FAIR TREATMENT AND REPRESENTING GROUP NORMS AND IDEALS
It is definitely a good thing for employees to feel that they are being treated fairly, but sometimes that is not enough. The authors found that individual cooperation was highest when employees felt that the team leader treated them and their coworkers with procedural fairness (i.e., allowing all to express their views, consistent application of procedures). However, this effect was only significant when the leader was perceived as a prototypical leader (i.e., a leader that represents a group’s ideal values and identity). In comparison, when leaders did not represent group norms, their expression of procedural fairness led to much lower cooperation.
Why is this? The authors said this can be explained by pride. When all employees in a group are treated fairly by a leader who embodies ideal values, pride is arguably at its strongest, and so is the degree of cooperation and helping behavior among team members.

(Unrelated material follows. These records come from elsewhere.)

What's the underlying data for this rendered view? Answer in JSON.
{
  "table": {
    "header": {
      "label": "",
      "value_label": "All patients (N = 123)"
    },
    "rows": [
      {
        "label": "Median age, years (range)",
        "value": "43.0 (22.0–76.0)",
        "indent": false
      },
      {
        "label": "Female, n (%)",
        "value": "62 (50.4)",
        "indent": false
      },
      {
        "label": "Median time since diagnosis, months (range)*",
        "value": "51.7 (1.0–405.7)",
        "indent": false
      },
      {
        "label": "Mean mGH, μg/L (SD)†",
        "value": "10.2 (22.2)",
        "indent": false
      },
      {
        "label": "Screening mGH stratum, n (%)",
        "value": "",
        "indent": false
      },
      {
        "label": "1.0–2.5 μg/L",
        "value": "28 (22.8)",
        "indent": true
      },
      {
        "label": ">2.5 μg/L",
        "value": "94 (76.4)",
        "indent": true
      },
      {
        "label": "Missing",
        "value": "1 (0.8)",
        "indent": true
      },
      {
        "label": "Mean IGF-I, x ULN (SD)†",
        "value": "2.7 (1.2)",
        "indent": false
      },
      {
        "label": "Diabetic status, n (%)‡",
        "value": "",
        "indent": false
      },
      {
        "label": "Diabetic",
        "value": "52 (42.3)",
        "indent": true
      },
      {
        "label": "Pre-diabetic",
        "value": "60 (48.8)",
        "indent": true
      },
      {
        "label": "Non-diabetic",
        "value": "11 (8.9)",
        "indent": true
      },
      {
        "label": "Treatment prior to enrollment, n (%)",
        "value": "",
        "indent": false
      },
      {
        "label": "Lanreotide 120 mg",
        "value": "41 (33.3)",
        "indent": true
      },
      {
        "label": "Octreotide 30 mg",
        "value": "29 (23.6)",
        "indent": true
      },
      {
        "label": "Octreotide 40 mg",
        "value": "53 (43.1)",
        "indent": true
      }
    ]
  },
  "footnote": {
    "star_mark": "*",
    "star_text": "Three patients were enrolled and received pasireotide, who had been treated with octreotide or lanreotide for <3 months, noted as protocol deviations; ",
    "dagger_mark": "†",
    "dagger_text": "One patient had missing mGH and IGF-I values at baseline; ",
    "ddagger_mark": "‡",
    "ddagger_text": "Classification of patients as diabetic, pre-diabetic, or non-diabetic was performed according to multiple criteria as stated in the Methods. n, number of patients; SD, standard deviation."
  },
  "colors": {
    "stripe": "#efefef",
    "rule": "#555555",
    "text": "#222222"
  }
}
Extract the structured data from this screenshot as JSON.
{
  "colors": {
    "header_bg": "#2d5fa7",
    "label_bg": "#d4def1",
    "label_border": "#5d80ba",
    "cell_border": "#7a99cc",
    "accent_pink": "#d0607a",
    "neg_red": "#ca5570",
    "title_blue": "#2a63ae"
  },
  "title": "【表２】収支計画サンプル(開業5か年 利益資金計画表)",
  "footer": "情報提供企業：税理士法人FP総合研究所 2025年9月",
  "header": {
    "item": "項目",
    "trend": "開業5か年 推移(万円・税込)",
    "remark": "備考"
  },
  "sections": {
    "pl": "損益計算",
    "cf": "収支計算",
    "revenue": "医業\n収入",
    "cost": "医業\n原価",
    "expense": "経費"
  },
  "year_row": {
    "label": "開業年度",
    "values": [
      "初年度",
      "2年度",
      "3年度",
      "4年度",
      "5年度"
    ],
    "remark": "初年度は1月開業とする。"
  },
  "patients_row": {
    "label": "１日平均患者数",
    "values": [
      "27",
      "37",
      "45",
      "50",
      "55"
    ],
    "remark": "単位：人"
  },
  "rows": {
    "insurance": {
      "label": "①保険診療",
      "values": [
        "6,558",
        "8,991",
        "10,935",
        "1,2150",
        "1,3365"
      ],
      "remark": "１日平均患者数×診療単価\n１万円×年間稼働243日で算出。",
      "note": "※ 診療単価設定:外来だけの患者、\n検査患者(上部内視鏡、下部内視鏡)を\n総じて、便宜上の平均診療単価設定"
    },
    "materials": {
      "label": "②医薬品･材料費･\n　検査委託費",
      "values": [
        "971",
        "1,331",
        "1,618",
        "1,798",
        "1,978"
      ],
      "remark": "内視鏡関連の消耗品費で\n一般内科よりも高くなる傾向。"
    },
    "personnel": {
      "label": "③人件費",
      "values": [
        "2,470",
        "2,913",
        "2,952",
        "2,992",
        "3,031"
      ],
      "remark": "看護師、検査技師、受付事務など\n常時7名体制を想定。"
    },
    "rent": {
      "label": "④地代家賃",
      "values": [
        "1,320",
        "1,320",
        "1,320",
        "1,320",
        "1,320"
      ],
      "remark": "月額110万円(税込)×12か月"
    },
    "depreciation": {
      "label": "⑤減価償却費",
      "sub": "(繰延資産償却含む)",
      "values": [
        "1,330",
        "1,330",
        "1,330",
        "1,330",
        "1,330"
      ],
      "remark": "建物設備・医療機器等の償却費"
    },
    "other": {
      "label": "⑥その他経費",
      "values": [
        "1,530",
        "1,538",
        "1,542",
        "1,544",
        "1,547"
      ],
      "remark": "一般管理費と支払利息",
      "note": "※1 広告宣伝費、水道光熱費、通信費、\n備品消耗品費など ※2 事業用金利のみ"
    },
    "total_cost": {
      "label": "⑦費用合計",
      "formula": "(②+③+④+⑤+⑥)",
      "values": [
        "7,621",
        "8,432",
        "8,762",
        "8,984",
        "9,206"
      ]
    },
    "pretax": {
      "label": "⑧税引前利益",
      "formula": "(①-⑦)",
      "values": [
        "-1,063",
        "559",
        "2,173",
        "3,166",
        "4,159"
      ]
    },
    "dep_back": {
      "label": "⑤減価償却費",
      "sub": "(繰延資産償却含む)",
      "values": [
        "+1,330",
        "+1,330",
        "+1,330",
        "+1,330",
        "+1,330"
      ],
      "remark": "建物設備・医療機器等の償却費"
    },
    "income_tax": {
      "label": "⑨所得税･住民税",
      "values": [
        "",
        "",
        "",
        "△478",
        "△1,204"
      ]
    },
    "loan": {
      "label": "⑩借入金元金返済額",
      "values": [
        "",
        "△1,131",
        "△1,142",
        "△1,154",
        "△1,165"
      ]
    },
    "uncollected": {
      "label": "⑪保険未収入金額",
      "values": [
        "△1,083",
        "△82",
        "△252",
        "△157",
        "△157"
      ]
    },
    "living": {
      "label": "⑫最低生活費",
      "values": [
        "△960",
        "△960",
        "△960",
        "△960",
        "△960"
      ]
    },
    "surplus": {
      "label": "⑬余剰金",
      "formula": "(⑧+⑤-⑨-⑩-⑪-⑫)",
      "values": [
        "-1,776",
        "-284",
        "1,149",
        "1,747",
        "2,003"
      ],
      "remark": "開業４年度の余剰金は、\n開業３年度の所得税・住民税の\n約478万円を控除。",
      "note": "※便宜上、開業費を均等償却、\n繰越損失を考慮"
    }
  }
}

PRACTICAL IMPLICATIONS FOR ORGANIZATIONS
Organizations that want to use the findings of this research to bolster the degrees of pride, respect, and cooperation among its various work groups, may wish to follow these steps:
- Ensure that the leader upholds and expresses the values and norms of the team
- Ensure procedural fairness to all team members (be objective in decision-making, give all members a voice, and be consistent)
Remember, employees respond not only to their own treatment, but to the treatment of their coworkers as well. If leaders wish to get the most out of their teams, they should pay attention to group norms and be careful to treat each member consistently and with respect.
De Cremer, D., van Dijke, M., & Mayer, D. M. (2010). Cooperating when “you” and “I” are treated fairly: The moderating role of leader prototypicality. Journal of Applied Psychology, 95(6), 1121-1133.